Smith: He's a good leader. He's a student of the game. He's got great feet. He's very long. He's got great leverage. One of the things about him is he's young, so his best years of football are way ahead of him. He's started for us the last three years and has just gotten better for us each year. He's a hard worker; he loves the weight room and he loves practice.
What do you think will be the biggest transition for him moving from the high school game to the Big 12 Conference?
Smith: Going up against Big 12 talent every down. You're a young kid and all of a sudden you're going to be going up against grown men. We play in a very good league down here (in Houston) where every Friday night we're playing against real good opponents who are well coached. We're playing against kids who are going to be playing in the Big 12 and the SEC, but he's going to have to play every down with that kind of talent. It will be a period of adjustment but I think he will be able to transition well.

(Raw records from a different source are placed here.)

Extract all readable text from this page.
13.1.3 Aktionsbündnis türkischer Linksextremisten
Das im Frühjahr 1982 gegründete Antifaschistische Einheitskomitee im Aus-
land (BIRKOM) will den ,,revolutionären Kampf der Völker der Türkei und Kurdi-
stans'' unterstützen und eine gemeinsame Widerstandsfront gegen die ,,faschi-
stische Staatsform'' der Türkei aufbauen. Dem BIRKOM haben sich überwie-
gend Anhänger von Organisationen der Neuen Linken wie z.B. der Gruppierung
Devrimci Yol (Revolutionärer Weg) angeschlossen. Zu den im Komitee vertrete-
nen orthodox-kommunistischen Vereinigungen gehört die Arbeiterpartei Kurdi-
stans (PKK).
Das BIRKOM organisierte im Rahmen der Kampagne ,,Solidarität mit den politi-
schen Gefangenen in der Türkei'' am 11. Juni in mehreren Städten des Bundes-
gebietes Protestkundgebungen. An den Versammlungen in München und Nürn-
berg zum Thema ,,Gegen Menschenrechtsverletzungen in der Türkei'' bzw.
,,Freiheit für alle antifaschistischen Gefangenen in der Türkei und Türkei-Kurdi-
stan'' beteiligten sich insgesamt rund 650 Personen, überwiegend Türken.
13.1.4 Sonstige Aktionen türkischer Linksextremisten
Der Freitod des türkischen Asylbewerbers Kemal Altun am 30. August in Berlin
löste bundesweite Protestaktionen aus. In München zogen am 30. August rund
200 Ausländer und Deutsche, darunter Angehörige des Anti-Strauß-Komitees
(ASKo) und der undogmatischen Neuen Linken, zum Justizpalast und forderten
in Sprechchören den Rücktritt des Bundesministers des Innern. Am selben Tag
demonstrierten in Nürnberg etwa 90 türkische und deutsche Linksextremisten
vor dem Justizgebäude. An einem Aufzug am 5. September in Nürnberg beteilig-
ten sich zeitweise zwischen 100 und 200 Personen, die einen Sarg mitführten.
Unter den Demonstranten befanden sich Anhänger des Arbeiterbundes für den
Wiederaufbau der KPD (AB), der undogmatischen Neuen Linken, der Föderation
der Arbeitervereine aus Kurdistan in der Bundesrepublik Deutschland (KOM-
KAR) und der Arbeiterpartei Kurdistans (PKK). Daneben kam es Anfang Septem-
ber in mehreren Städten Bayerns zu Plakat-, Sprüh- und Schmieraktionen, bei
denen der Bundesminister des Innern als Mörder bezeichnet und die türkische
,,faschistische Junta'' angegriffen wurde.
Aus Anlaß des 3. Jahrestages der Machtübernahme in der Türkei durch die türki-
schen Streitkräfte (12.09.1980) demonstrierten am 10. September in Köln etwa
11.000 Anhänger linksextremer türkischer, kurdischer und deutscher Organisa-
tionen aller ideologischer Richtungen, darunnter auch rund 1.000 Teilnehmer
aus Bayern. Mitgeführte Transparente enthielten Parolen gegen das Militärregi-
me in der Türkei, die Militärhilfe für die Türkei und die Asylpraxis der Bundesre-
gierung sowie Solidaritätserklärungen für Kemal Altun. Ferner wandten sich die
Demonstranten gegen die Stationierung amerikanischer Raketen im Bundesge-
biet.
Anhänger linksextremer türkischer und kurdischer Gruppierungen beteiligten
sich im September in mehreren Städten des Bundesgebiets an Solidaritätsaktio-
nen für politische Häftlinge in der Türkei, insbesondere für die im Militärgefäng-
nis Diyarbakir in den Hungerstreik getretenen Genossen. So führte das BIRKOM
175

Do you think he has a chance to make an instant impact or will there be an adjustment period for him?
Smith: I guess it really depends on what Oklahoma State has. I think he could go in and make an instant impact but at the same time any time you can go and learn for a year and grow a year and get acclimated and get stronger and bigger, it's definitely a benefit. I guess that's between coach (Mike) Gundy and his new offensive line coach.
Why do you think he chose Oklahoma State?
Smith: In talking to him as he was going through the recruiting process he really liked coach Gundy, he really liked the school and he liked the area. He liked coach (Joe) Wickline, that was part of the process. When coach Wickline went to the University of Texas, coach Gundy made an impact on him, and he went there for Oklahoma State, and he really likes the school. He stuck with his commitment, and he's fired up and excited about being a Cowboy.
What do you think he is capable of accomplishing over the course of his college career at OSU?
Smith: I think he's very athletic, and like I said, he's really young so he's going to have an opportunity to grow. I think he's still growing. I think he can be one of the top offensive linemen in the Big 12 by the time he's a senior. He's a smart kid, so his academics is never a problem. He is a student of the game, so he's going to work and he's going to get better. He always strives to be the best. He comes from a very good home life, very good parents, both his mother and father are special people. Their drive and what they do in their lives is just going to filter down to Matt. Matt's a quality kid who is always striving to be the best.
What will you remember the most about coaching him?
Smith: Matt is like another son to me. He is one of my son's best friends. He's such a great kid. I remember him being a sophomore, and being this long, skinny kid and everybody was wondering why I was wanting this 6-4 skinny kid on the offensive line. My answer was I can't coach a kid to be 6-4 but I can coach a kid to be better. Matt just seemed to have a desire to get better and to work hard and be tougher. He's an outdoor enthusiast, and we hunt and fish. I've told him and my son that one day PETA is going to come to my house and arrest me because they are always cleaning something in my backyard, whether they caught it or killed it. They're great kids. Like I said, he's one of those good kids who was really good friends with my son, and they played three years together. It will be a lifelong friendship with Matt.